Les contingences de l’homme sont le temps et l’espace. Il se construit alors mille “extensions” pour les défier. On enlève nos rides, on a des enfants, on prévoit nos week-end sur de grands calendriers ; Mais toujours, cette obsession du temps qui passe, de la mort qui nous attend juste derrière. On parle à quelqu’un sans être au même endroit, on traverse la France en 3heures, on visite une ville sans n’y avoir jamais mis les pieds ; Mais toujours, le rapport direct à la réalité reste d’une autre nature.
L’architecte travaille sur cette réalité.
D’un point de vue purement fonctionnel, il influe directement sur notre quotidien : le nombre de portes que l’on passe avant d’être chez soi, le nombre de personnes admises dans la cuisine, la possibilité ou pas de fumer à la fenêtre, l’argent dépensé à nous chauffer, le nombre de pas à faire entre la chambre et la salle de bain (et autant d’occasions de se cogner), le mobilier qui convient, et j’en passe.

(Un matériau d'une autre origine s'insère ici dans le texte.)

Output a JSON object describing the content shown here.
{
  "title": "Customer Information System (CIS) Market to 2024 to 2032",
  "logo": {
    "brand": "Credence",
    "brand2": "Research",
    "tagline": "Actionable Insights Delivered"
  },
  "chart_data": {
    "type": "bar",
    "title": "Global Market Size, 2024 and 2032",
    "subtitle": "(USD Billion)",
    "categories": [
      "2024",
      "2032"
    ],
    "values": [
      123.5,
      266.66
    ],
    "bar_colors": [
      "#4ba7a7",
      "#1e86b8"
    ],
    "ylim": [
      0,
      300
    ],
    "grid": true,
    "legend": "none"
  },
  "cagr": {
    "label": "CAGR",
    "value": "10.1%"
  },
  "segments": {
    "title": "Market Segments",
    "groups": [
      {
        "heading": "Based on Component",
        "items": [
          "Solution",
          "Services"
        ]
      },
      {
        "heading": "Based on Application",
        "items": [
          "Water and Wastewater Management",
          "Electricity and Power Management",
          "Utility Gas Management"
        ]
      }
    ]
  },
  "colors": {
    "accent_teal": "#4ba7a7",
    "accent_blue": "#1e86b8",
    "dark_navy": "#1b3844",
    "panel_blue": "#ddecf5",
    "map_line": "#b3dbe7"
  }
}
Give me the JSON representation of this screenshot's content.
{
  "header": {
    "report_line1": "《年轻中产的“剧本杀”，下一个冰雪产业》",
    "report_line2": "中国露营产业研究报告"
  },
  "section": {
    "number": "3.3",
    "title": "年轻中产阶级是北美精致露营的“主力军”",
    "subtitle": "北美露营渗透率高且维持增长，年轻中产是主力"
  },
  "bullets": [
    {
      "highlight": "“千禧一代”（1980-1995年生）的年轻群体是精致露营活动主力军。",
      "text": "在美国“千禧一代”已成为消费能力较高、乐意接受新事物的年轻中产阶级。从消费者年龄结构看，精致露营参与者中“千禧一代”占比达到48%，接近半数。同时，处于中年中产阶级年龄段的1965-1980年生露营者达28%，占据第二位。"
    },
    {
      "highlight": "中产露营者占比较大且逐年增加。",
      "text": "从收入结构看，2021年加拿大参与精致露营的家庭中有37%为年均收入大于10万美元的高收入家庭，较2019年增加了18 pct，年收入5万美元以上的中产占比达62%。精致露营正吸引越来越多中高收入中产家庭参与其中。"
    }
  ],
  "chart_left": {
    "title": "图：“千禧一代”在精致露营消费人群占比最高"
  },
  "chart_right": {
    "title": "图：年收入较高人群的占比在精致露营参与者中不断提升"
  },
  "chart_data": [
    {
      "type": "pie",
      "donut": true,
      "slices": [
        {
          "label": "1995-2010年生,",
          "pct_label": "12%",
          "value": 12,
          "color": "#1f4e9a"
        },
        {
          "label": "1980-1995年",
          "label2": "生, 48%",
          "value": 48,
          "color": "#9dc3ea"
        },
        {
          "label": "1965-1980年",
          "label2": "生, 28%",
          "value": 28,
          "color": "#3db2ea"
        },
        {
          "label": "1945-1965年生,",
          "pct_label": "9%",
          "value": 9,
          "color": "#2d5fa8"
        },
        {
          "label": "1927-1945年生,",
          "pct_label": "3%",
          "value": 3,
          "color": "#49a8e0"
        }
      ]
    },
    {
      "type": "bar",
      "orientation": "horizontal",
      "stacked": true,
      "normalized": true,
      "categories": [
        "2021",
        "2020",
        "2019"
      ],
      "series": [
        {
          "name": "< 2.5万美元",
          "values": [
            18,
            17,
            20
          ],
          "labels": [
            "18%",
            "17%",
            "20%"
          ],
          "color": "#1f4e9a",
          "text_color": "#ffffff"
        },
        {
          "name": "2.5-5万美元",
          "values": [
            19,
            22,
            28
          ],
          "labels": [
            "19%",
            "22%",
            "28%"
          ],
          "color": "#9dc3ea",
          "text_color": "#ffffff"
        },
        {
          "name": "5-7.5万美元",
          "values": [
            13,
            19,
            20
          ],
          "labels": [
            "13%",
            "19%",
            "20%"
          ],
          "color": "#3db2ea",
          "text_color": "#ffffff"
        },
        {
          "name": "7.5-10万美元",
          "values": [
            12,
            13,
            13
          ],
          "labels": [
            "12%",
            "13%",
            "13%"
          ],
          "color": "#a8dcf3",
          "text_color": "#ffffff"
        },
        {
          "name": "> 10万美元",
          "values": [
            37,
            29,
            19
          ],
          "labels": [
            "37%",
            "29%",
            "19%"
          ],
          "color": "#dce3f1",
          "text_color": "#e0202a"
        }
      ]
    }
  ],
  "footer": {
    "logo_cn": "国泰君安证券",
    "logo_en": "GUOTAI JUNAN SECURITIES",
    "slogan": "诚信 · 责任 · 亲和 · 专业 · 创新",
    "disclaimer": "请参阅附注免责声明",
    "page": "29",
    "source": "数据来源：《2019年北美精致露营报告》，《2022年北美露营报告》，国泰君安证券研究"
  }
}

Plus généralement, il construit l’espace qui entoure nos corps. Il imagine les limites qui entourent notre moi physique, habille notre environnement et séquence le vide qui nous entoure. Il décide des conditions dans lesquelles notre matière vivante, notre matière au monde, se trouve. Ces conditions sont la température, la couleur, la proportion, la texture, la signification culturelle, etc. Il pense notre relation au monde extérieur, entre notre corps et notre environnement, mais aussi entre notre habitat et le reste du monde.
Plus encore, l’architecte dessine l’espace dans lequel nous nous rencontrons. Comment nos corps vont-ils se croiser, sous quelle lumière nos discussions vont-elle s’échanger, à quelle distance des murs nos réflexions vont-elle planer avant de s’y cogner, sont les questions que l’architecte se pose. Il travaille le cadre du vivre ensemble.
L’architecte imagine une autre réalité.
Car, on montrera la puissance de l’esprit par des Matrix (1999), Inception (2010) et autres yoga, nous restons de faibles humains, dont la majorité des pensées et réactions restent gouvernés par notre culture, notre éducation, et même notre instinct. On agit souvent selon des principes qui ne sont pas réfléchis mais qui sont décidés par notre expérience, par notre compréhension du monde.
Se trouver sous un porche de 4m de haut n’est pas la même chose que se trouver au pied d’un immeuble de 15étages. Être assis contre un mur courbe et en bois n’est pas ressenti de la même manière qu’être assis contre un mur droit et en aluminium. Marcher sur un trottoir de goudron n’est pas du même essor que marcher au milieu d’une rue pavée. Qui ressent différent, agit différent.
Responsabilités de l’architecte
L’architecte a ce pouvoir d’influencer nos sensations dans un espace et donc d’influer sur notre façon de penser, d’agir, de nous comporter, notamment avec nos congénères.
L’architecte a donc une certaine responsabilité par rapport à la société qu’il habille. Il se doit de penser à l’habitant des lieux qu’il crée, il a une obligation morale de prévoir les actions, réactions, relations qui peuvent ou ne peuvent pas se développer dans les espaces produits. Il est aussi celui qui peut proposer de nouvelles façons de vivre l’espace, de nouvelles habitudes dans notre relation au monde.
Contraintes, normes et autres économies ne sont pas les freins d’une logique altruiste. Certains ont tendance à oublier leur rôle déterminant dans le développement de la société.